Après un calcul savant dont je ne révèlerai jamais le secret si ce n'est contre un carré de chocolat j'en suis arrivé à cet étonnant résultat: entre l'instant où je fixe ces mots (où j'immortalise ce qu'on appelle "mon point de vue") et celui où vous les lisez j'ai changé 14 666 373 x 10 puissance 6 fois d'avis...

   L'écrit et la vidéo figent. La pensée est mouvement, flux de pensées. Ecrire ou se filmer en train de parler dans l'illusion d'exprimer quelque chose comme "sa pensée" ou "son point de vue" est une bêtise sans nom -il n'y a rien de tels que "ma pensée" ou "mon point de vue", come si je pensais depuis un centre fixe, depuis un point de référence immuable. C'est comme quand vous prenez en photo des nuages. Vos photos n'expriment rien de la dynamique mouvante des nuages. Une photo est un instantané, c'est à dire qu'il n'est valable que l'espace d'un 'instant. C'est exactement pareil pour mes déjections écrites et filmées.

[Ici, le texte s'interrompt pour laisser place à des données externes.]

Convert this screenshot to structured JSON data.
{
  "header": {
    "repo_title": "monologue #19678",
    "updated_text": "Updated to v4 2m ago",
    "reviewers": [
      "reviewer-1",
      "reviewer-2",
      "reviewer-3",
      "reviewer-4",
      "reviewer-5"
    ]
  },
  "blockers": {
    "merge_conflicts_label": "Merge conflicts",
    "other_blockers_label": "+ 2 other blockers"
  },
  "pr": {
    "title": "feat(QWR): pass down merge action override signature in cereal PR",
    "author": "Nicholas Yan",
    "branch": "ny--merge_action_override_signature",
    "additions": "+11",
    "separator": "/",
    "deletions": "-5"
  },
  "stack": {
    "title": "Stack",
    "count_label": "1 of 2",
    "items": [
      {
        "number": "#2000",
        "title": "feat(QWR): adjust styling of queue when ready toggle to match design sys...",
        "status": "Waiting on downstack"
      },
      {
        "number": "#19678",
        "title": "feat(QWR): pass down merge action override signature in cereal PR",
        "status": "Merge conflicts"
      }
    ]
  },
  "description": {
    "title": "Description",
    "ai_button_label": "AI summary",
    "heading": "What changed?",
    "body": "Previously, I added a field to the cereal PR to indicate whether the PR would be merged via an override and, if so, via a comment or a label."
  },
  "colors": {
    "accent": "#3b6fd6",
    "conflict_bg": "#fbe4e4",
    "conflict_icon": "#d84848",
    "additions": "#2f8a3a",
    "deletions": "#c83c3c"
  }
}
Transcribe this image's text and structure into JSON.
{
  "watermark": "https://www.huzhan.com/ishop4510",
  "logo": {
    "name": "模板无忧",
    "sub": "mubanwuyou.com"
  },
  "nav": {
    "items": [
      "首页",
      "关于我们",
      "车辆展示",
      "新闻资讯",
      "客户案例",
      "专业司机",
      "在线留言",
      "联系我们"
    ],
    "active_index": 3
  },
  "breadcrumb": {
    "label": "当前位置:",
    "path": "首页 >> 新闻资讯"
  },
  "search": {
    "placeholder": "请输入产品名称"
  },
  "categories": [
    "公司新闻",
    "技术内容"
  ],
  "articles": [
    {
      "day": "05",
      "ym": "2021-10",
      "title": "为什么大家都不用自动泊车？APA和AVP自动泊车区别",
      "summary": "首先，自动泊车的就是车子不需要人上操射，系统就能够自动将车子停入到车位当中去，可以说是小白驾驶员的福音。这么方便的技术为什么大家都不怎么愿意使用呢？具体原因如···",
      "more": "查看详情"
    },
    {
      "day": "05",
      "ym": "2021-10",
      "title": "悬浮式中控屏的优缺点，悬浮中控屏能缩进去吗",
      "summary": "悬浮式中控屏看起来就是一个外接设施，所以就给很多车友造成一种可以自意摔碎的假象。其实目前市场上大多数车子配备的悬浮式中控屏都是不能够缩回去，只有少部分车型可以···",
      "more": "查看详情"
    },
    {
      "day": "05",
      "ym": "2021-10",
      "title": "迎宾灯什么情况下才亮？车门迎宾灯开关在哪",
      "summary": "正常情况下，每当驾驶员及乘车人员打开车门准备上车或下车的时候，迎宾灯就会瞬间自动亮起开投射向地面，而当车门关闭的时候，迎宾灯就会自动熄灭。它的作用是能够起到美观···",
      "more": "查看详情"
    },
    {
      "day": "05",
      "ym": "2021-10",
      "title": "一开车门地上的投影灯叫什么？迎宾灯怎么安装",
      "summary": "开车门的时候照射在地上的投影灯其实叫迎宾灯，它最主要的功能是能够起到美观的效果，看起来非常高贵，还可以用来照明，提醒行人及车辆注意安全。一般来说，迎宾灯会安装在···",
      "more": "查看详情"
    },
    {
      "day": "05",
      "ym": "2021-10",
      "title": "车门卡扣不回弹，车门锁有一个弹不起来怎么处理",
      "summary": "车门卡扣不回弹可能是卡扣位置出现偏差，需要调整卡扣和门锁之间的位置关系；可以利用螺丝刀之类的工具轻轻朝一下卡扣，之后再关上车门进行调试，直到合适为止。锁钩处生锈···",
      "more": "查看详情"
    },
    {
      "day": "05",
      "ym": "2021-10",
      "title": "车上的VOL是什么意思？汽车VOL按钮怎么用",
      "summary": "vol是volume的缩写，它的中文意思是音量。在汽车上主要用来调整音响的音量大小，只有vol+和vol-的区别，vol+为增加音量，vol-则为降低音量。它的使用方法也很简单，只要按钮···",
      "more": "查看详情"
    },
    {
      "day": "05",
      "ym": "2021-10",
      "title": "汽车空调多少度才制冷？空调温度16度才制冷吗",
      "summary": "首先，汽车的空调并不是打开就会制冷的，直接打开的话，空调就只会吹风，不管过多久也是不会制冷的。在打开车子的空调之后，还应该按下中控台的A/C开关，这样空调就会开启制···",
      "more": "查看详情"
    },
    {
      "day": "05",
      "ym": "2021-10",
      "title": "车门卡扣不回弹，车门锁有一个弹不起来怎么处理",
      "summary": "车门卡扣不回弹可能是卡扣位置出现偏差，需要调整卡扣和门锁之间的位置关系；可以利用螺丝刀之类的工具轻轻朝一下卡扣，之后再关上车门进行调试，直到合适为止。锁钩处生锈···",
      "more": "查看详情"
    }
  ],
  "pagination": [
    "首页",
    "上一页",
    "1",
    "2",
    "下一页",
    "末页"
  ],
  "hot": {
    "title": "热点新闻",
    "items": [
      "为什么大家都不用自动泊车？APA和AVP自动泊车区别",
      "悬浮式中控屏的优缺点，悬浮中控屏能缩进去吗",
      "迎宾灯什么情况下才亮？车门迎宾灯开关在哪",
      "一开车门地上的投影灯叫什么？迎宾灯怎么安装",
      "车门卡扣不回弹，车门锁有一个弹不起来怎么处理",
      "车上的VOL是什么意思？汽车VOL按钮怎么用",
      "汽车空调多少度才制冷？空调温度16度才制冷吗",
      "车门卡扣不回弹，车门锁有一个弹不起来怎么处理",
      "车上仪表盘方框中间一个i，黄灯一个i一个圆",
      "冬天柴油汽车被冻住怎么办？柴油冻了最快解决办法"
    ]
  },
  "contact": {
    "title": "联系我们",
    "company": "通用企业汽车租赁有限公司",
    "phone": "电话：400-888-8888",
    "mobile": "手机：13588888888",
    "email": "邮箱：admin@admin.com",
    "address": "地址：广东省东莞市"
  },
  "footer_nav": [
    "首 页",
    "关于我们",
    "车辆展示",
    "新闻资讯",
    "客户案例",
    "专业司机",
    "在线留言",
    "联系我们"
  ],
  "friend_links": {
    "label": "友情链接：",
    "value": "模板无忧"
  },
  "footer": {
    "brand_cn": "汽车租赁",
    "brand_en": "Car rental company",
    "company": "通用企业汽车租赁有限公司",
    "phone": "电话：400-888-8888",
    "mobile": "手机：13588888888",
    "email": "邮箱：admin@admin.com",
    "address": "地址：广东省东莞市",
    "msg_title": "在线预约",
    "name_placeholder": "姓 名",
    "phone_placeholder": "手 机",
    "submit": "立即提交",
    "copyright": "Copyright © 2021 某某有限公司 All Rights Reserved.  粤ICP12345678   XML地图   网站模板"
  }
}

     Tout ce que je peux dire c'est qu'un jour, à un moment précis, dans le contexte qui était le mien à cet instant, j'ai pensé ce que j'ai dit ou écris. Ce moment est passé: ces pensées, ces textes, ces vidéos sont passées en désuétude. Et rien n'indique que je pense encore ce que vous lisez sur le sujet traité au moment où vous le lisez. Il faudrait me poser la question en ma présence pour le savoir.

    Je pourrais passé ma vie à perdre mon temps à entretenir ce blog censé refléter quelque chose comme "ma pensée". Chaque jour je pourrais le peaufiner, l'améliorer, le préciser, le corriger, l'expliciter, etc... Autant courir après son ombre, jamais je ne pourrais attraper une chose comme "ma pensée", caprturer un truc comme "mon point de vue", ça bouge tout le temps. Certes j'ai des ritournelles, des refrains, des credos récurrents, mais ce ne sont que des armes conceptuelles que je me suis construit pour fonctionner à ma manière dans ce monde qui m'a construit lui-même. Ce qui ressemble à "ma pensée" n'est qu'une sorte de sphère de pensées en mouvement qui me viennent au gré des situations pour appuyer mon comportement.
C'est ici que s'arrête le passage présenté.